The problem is that all of this requires you to do work to understand how the system is functioning, because you cannot do something like build a 'perfect' neuron unless you know what its functional role is, and to do that you need to go right up into the high-level description of the system .... and that means, in the end, that you have to do the entire 'cognitive level' description of the brain *first*, then use it to understand how neurons are being used (what functional role they are playing).

For example: does the precise morphology of the dendritic tree matter to the functioning of the neuron? Do you need to scan this information in in complete detail? I don't think you are going to be able to answer this question until after you have understood how the signals exchanged by neurons are being used (high level stuff).

Let me try to explain with an analogy. You are duplicating a space shuttle without understanding how it works. You want to know if you can use chewing gum for O-ring seals. Chewing gum is great, although it does become hard and brittle and very brittle in cold weather....... but since you do not know what functional role these O-ring seals are playing in the design of the whole system, you decide that maybe it is okay to use chewing gum.

So, I don't disagree that there could be a 1.5 approach, but I see now way that it is significantly different from the 2 approach.



    2) Copying the design of the human brain at the cognitive level.
     This may involve a certain amount of neuroscience, but mostly it
    will be at the cognitive system level, and could be done without
    much reference to neurons at all.

The last 40 years of fruitless AI shows this to be pretty much of a dead end. There is simply too many questions that we don't even know enough to ask.

This is not true. The last 40 years of AI have been almost completely unrelated to this 'cognitive' approach. Over the years, the vast majority of AI researchers have subscribed to the following credo: "We intend to build an intelligent system, but although we might take some ideas or inspiration from how the human mind works, we feel no obligation to copy the human design because we believe that intelligence does not have to be done that way."

I was specifically drawing a distinction between two different ways to build an intelligence in a way that stays close to the human design. The regular AI approach is neither of these two.


2.5) First understanding how we think with neurons, program computers to perform the same or better directly, without reference to neurons or their equivalents.

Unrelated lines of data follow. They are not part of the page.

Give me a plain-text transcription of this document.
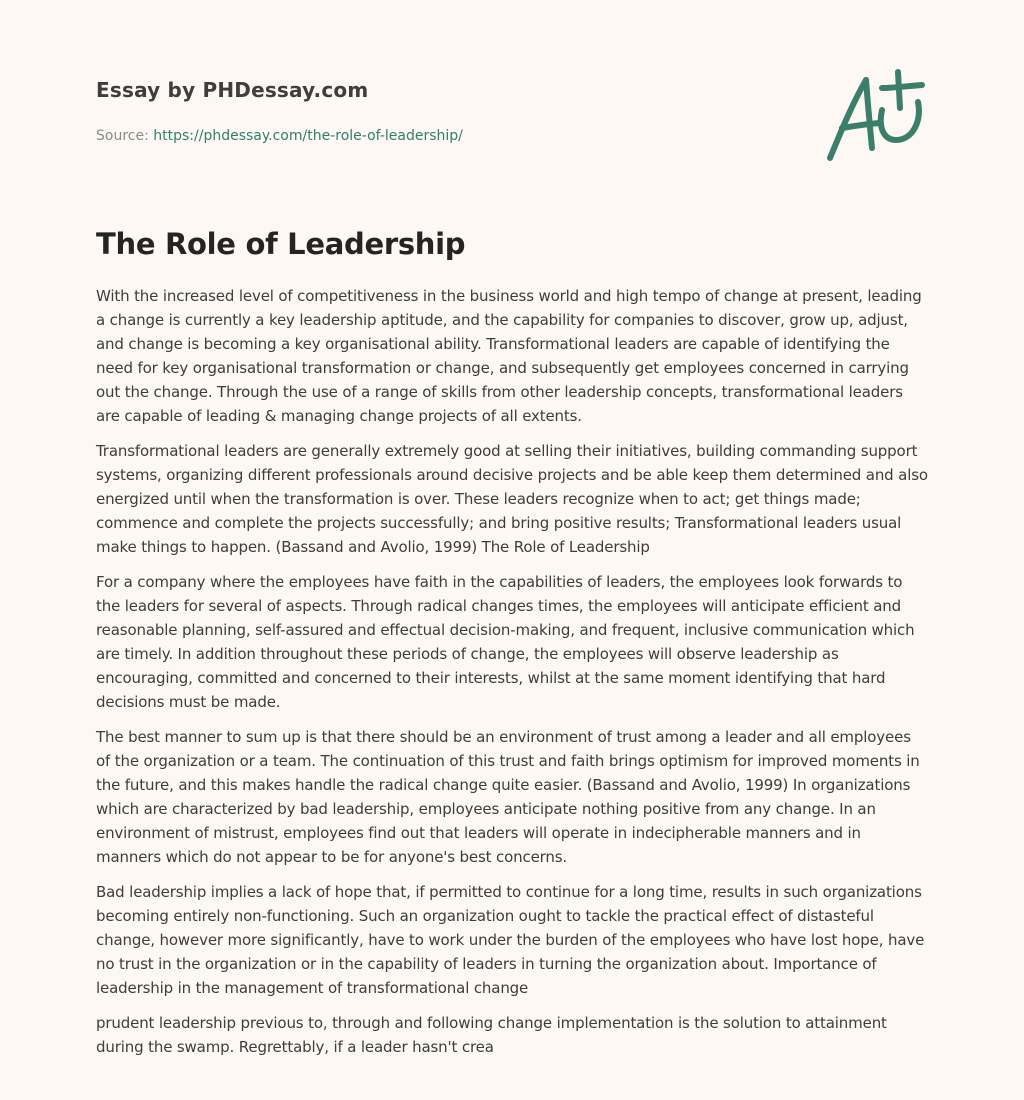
Essay by PHDessay.com
Source: https://phdessay.com/the-role-of-leadership/
The Role of Leadership

With the increased level of competitiveness in the business world and high tempo of change at present, leading a change is currently a key leadership aptitude, and the capability for companies to discover, grow up, adjust, and change is becoming a key organisational ability. Transformational leaders are capable of identifying the need for key organisational transformation or change, and subsequently get employees concerned in carrying out the change. Through the use of a range of skills from other leadership concepts, transformational leaders are capable of leading & managing change projects of all extents.

Transformational leaders are generally extremely good at selling their initiatives, building commanding support systems, organizing different professionals around decisive projects and be able keep them determined and also energized until when the transformation is over. These leaders recognize when to act; get things made; commence and complete the projects successfully; and bring positive results; Transformational leaders usual make things to happen. (Bassand and Avolio, 1999) The Role of Leadership

For a company where the employees have faith in the capabilities of leaders, the employees look forwards to the leaders for several of aspects. Through radical changes times, the employees will anticipate efficient and reasonable planning, self-assured and effectual decision-making, and frequent, inclusive communication which are timely. In addition throughout these periods of change, the employees will observe leadership as encouraging, committed and concerned to their interests, whilst at the same moment identifying that hard decisions must be made.

The best manner to sum up is that there should be an environment of trust among a leader and all employees of the organization or a team. The continuation of this trust and faith brings optimism for improved moments in the future, and this makes handle the radical change quite easier. (Bassand and Avolio, 1999) In organizations which are characterized by bad leadership, employees anticipate nothing positive from any change. In an environment of mistrust, employees find out that leaders will operate in indecipherable manners and in manners which do not appear to be for anyone's best concerns.

Bad leadership implies a lack of hope that, if permitted to continue for a long time, results in such organizations becoming entirely non-functioning. Such an organization ought to tackle the practical effect of distasteful change, however more significantly, have to work under the burden of the employees who have lost hope, have no trust in the organization or in the capability of leaders in turning the organization about. Importance of leadership in the management of transformational change

prudent leadership previous to, through and following change implementation is the solution to attainment during the swamp. Regrettably, if a leader hasn't crea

This misses the point. Cognitive level approaches do not have to reduce anything to neurons (at least, not in a significant way), so starting with understanding "how we think with neurons" doesn't make much sense. If you leave out the specific reference to neurons, what you have is the cognitive level again.


    Both of these ideas are very different from standard AI, but they
    are also very different from one another.  The criticisms that can
    be leveled against the neural-copy approach do not apply to the
    cognitive approach, for example.

My more "real" 1.5 and 2.5 proposals require nearly the same levels of understanding, and ultimately lead to very similar results as "simulation" gives way via optimization to the same sort of code as direct AGI programming would utilize. In short, I suspect that both paths will ultimately lead to approximately the same final result. Sure we can argue about which path is best, but "easiest wins" usually rules.

You are not addressing the distinction that I made, though.

    It is frustrating to see commentaries that drift back and forth
    between these two.

    My own position is that a cognitive-level copy is not just feasible
    but well under way, whereas the idea of duplicating the neural level
    is just a pie-in-the-sky fantasy at this point in time (it is not
    possible with current or on-the-horizon technology, and will
    probably not be possible until after we invent an AGI by some other
    means and get it to design, build and control a nanotech brain
    scanning machine).

There is nothing in the above sentence that I can agree with, from which to state objections to the remainder! Some of it may turn out to be correct, but too little is known and no one is even building the needed lab equipment to determine just WHAT the situation actually is. However, I believe that the whole "thinking" thing involves processes that no one here will EVER guess without learning more about biological brains - if nothing more than the mathematics of operation. However, your next paragraph asks some of the right questions, showing that sometimes it is possible to get to the correct place, even though the path to there is severely flawed.

You say "I believe that the whole "thinking" thing involves processes that no one here will EVER guess without learning more about biological brains" .... but this is an argument from ignorance. Are you aware of cognitive psychology? Do you know how much is known already? I could write down an entire two-volume textbook packed with information about what we have learned already about the "thinking thing", along with descriptions of how to implement it in the form of an AGI system. And yet with one wave of the hand you say that none of that information even exists!